You must have a Label tag.
<ScriptBlock>$_.machinename.toUpper()</ScriptBlock>
<Label>Computername</Label>
Use <Label> to set the displayed value.
-->
<PropertyName>AgeGroup</PropertyName>
<Label>AgeGroup</Label>
</GroupBy>
<TableControl>
<!--Delete the AutoSize node if you want to use the defined widths.-->
<AutoSize />
<TableHeaders>
<TableColumnHeader>
<Label>Directory</Label>
<Width>16</Width>
<Alignment>left</Alignment>
</TableColumnHeader>
<TableColumnHeader>
<Label>Created</Label>
<Width>24</Width>
<Alignment>left</Alignment>
</TableColumnHeader>
<TableColumnHeader>
<Label>Modified</Label>
<Width>23</Width>
<Alignment>left</Alignment>
</TableColumnHeader>
<TableColumnHeader>
<Label>Length</Label>
<Width>11</Width>
<Alignment>right</Alignment>
</TableColumnHeader>
<TableColumnHeader>
<Label>Name</Label>
<Width>10</Width>
<Alignment>left</Alignment>
</TableColumnHeader>
</TableHeaders>
<TableRowEntries>
<TableRowEntry>
<TableColumnItems>
<!--
By default the entries use property names, but you can replace them with scriptblocks.
<ScriptBlock>$_.foo /1mb -as [int]</ScriptBlock>
-->
<TableColumnItem>
<PropertyName>DirectoryName</PropertyName>
</TableColumnItem>
<TableColumnItem>
<PropertyName>CreationTime</PropertyName>
</TableColumnItem>
<TableColumnItem>
<PropertyName>LastWriteTime</PropertyName>
</TableColumnItem>
<TableColumnItem>
<PropertyName>Length</PropertyName>
</TableColumnItem>
<TableColumnItem>
<PropertyName>Name</PropertyName>
</TableColumnItem>
</TableColumnItems>
</TableRowEntry>
</TableRowEntries>
</TableControl>
</View>
</ViewDefinitions>
</Configuration>
At the end of my ps1 file, I import the format file into my PowerShell session.
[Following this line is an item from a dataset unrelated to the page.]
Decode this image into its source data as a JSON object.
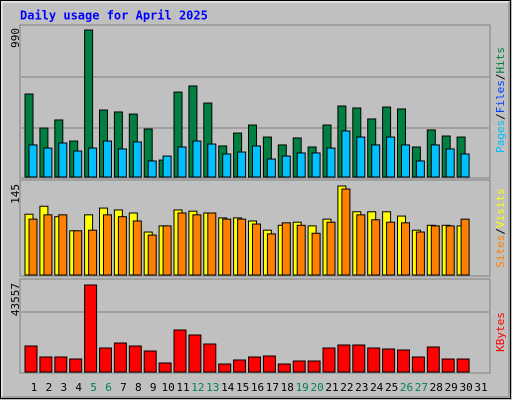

Update-FormatData $psscriptroot\FileAge.format.ps1xml
I only have a single view for now.
Because I'm using the enum, my files are properly sorted and I get meaningful output. I might need to tweak the format file a bit.
Or I can adjust my PowerShell expression.
As with many of my posts, the end result isn't as important as the techniques I used to get there. Comments and questions are welcome.
nice post
some performance suggestions:
Get-ChildItem can recursively search folders but it is very slow, especially in Windows PowerShell. A much faster file enumeration uses [System.IO.DirectoryInfo] and its method GetFiles().
more cool things: https://powershell.one/tricks/filesystem/finding-duplicate-files
You will always get better performance using native .NET code. Cmdlets offer ease of use among many other features which is a trade-off. I still recommend that people stick to cmdlets unless there is a compelling use case to resort to using .NET. And even then, if you really, really need that kind of performance, you are probably better off building a compiled .NET application. PowerShell scripts will always be slower. Still, I was curious and tested. Running ‘get-childitem c:\scripts -file -recurse | Get-FileAgeGroup took 3.7 seconds. Using [System.IO.DirectoryInfo] to get the files and pipe to my function took over 8 seconds. That’s why I also encourage people to test for themselves with Measure-Command.